New FDA Rules Could Ruin 119-Year-Old Cigar Business

July 17, 2014

J.C. Newman Cigar Co., in Tampa, Florida, has been in operation since 1895 but may soon be forced out of business by new FDA regulations, according to a report from Watchdog.org.

In an effort to limit youth access to tobacco, the FDA is trying to make affordable cigars a thing of the past. But the regulation would ruin J.C. Newman, a company that has been producing quality cigars for under $10 for over a century.

J.C. Newman is an iconic Tampa business that employs 130 people. Cigars are an important component of Tampa's economy, much like "what wine is to Napa Valley," according to J.C. Newman president Eric Newman. Using 1930s equipment, the company produces its $10 cigars, making it ineligible for a "premium cigar" exemption under the FDA's regulatory proposal. The company spends four months teaching new employees how to use its vintage, hand-operated machines.

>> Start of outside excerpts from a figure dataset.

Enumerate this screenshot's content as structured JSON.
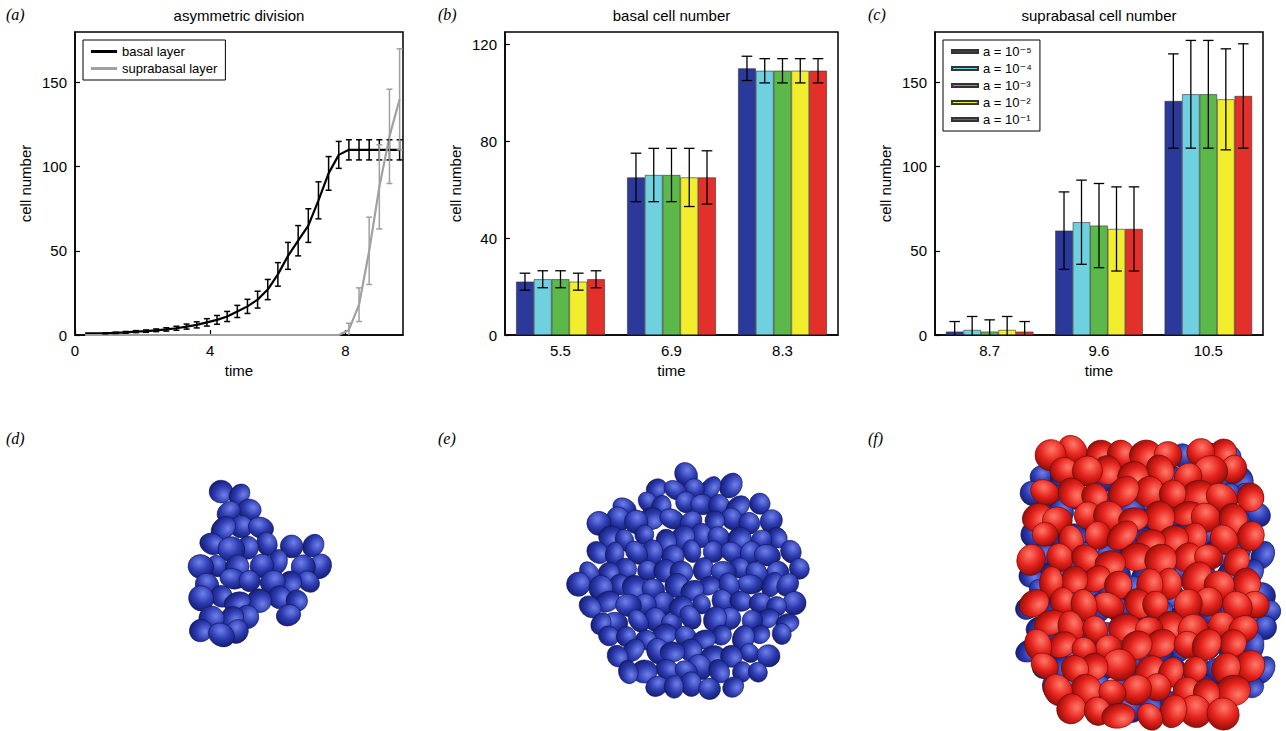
{
  "chart_data": [
    {
      "type": "line",
      "label": "(a)",
      "title": "asymmetric division",
      "x_label": "time",
      "y_label": "cell number",
      "x": [
        0.3,
        0.6,
        0.9,
        1.2,
        1.5,
        1.8,
        2.1,
        2.4,
        2.7,
        3.0,
        3.3,
        3.6,
        3.9,
        4.2,
        4.5,
        4.8,
        5.1,
        5.4,
        5.7,
        6.0,
        6.3,
        6.6,
        6.9,
        7.2,
        7.5,
        7.8,
        8.1,
        8.4,
        8.7,
        9.0,
        9.3,
        9.6
      ],
      "xlim": [
        0,
        9.7
      ],
      "xticks": [
        0,
        4,
        8
      ],
      "ylim": [
        0,
        180
      ],
      "yticks": [
        0,
        50,
        100,
        150
      ],
      "legend": "upper left",
      "series": [
        {
          "name": "basal layer",
          "color": "#000000",
          "values": [
            1,
            1,
            1,
            1.3,
            1.6,
            2,
            2.3,
            2.8,
            3.3,
            4,
            5,
            6,
            7.5,
            9,
            11,
            14,
            17,
            21,
            27,
            36,
            47,
            56,
            65,
            80,
            96,
            107,
            110,
            110,
            110,
            110,
            110,
            110
          ],
          "errors": [
            0,
            0,
            0.3,
            0.4,
            0.5,
            0.6,
            0.7,
            0.8,
            1,
            1.2,
            1.5,
            1.8,
            2.2,
            2.6,
            3,
            3.6,
            4.2,
            5,
            6,
            7,
            8,
            9,
            10,
            11,
            10,
            8,
            6,
            6,
            6,
            6,
            6,
            6
          ]
        },
        {
          "name": "suprabasal layer",
          "color": "#a0a0a0",
          "values": [
            0,
            0,
            0,
            0,
            0,
            0,
            0,
            0,
            0,
            0,
            0,
            0,
            0,
            0,
            0,
            0,
            0,
            0,
            0,
            0,
            0,
            0,
            0,
            0,
            0,
            0,
            3,
            18,
            50,
            88,
            118,
            140
          ],
          "errors": [
            0,
            0,
            0,
            0,
            0,
            0,
            0,
            0,
            0,
            0,
            0,
            0,
            0,
            0,
            0,
            0,
            0,
            0,
            0,
            0,
            0,
            0,
            0,
            0,
            0,
            0,
            4,
            10,
            20,
            25,
            28,
            30
          ]
        }
      ]
    },
    {
      "type": "bar",
      "label": "(b)",
      "title": "basal cell number",
      "x_label": "time",
      "y_label": "cell number",
      "categories": [
        "5.5",
        "6.9",
        "8.3"
      ],
      "ylim": [
        0,
        125
      ],
      "yticks": [
        0,
        40,
        80,
        120
      ],
      "series": [
        {
          "color": "#2b3a9a",
          "values": [
            22,
            65,
            110
          ],
          "errors": [
            3.5,
            10,
            5
          ]
        },
        {
          "color": "#6fd0e0",
          "values": [
            23,
            66,
            109
          ],
          "errors": [
            3.5,
            11,
            5
          ]
        },
        {
          "color": "#5cb84a",
          "values": [
            23,
            66,
            109
          ],
          "errors": [
            3.5,
            11,
            5
          ]
        },
        {
          "color": "#f2ee2e",
          "values": [
            22,
            65,
            109
          ],
          "errors": [
            3.5,
            12,
            5
          ]
        },
        {
          "color": "#e3302a",
          "values": [
            23,
            65,
            109
          ],
          "errors": [
            3.5,
            11,
            5
          ]
        }
      ]
    },
    {
      "type": "bar",
      "label": "(c)",
      "title": "suprabasal cell number",
      "x_label": "time",
      "y_label": "cell number",
      "categories": [
        "8.7",
        "9.6",
        "10.5"
      ],
      "ylim": [
        0,
        180
      ],
      "yticks": [
        0,
        50,
        100,
        150
      ],
      "legend": "upper left",
      "series": [
        {
          "name": "a = 10⁻⁵",
          "color": "#2b3a9a",
          "values": [
            2,
            62,
            139
          ],
          "errors": [
            6,
            23,
            28
          ]
        },
        {
          "name": "a = 10⁻⁴",
          "color": "#6fd0e0",
          "values": [
            3,
            67,
            143
          ],
          "errors": [
            8,
            25,
            32
          ]
        },
        {
          "name": "a = 10⁻³",
          "color": "#5cb84a",
          "values": [
            2,
            65,
            143
          ],
          "errors": [
            7,
            25,
            32
          ]
        },
        {
          "name": "a = 10⁻²",
          "color": "#f2ee2e",
          "values": [
            3,
            63,
            140
          ],
          "errors": [
            8,
            25,
            30
          ]
        },
        {
          "name": "a = 10⁻¹",
          "color": "#e3302a",
          "values": [
            2,
            63,
            142
          ],
          "errors": [
            6,
            25,
            31
          ]
        }
      ]
    }
  ],
  "images": [
    {
      "label": "(d)"
    },
    {
      "label": "(e)"
    },
    {
      "label": "(f)"
    }
  ]
}
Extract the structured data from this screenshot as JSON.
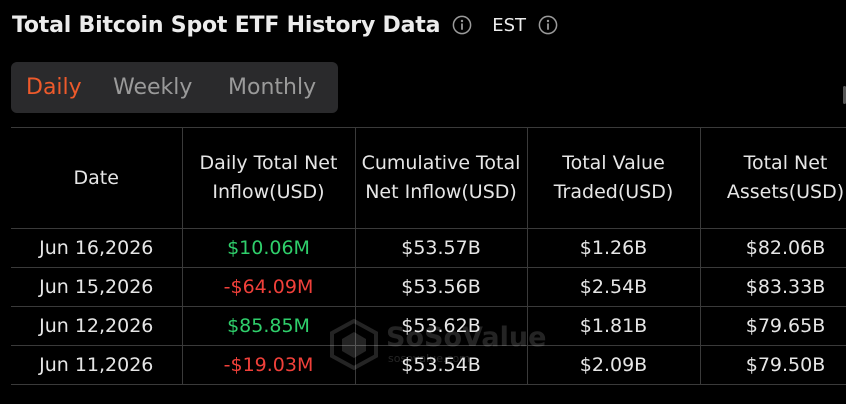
{
  "header": {
    "title": "Total Bitcoin Spot ETF History Data",
    "timezone": "EST"
  },
  "tabs": [
    {
      "label": "Daily",
      "active": true
    },
    {
      "label": "Weekly",
      "active": false
    },
    {
      "label": "Monthly",
      "active": false
    }
  ],
  "table": {
    "headers": [
      "Date",
      "Daily Total Net Inflow(USD)",
      "Cumulative Total Net Inflow(USD)",
      "Total Value Traded(USD)",
      "Total Net Assets(USD)"
    ],
    "rows": [
      {
        "date": "Jun 16,2026",
        "daily_inflow": "$10.06M",
        "cumulative": "$53.57B",
        "traded": "$1.26B",
        "assets": "$82.06B"
      },
      {
        "date": "Jun 15,2026",
        "daily_inflow": "-$64.09M",
        "cumulative": "$53.56B",
        "traded": "$2.54B",
        "assets": "$83.33B"
      },
      {
        "date": "Jun 12,2026",
        "daily_inflow": "$85.85M",
        "cumulative": "$53.62B",
        "traded": "$1.81B",
        "assets": "$79.65B"
      },
      {
        "date": "Jun 11,2026",
        "daily_inflow": "-$19.03M",
        "cumulative": "$53.54B",
        "traded": "$2.09B",
        "assets": "$79.50B"
      }
    ]
  },
  "watermark": {
    "brand": "SoSoValue",
    "url": "sosovalue.com"
  },
  "colors": {
    "accent": "#ee5a2b",
    "positive": "#2fcf6b",
    "negative": "#f0403a",
    "background": "#000000"
  },
  "icons": {
    "title_info": "info-icon",
    "timezone_info": "info-icon",
    "watermark_logo": "cube-logo-icon"
  }
}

The FDA proposed its regulation in April. When the rule is finalized, J.C. Newman will have to obtain approval from the federal government before offering new cigar products, submit each cigar sold to "rigorous scientific review" and comply with manufacturing requirements. Testing new cigar products will require thousands of hours on the part of manufacturers, according to the FDA, and the new manufacturing requirements could prevent the company from using its vintage equipment.

Additionally, the agency will require the company to pay a user fee that costs hundreds of thousands of dollars.

The FDA will continue receiving public comments on the rule until August 8th.

Souce: William Patrick, "FDA Rules Could Kill 119-Year-Old Family Cigar Business," Watchdog.org, July 3, 2014.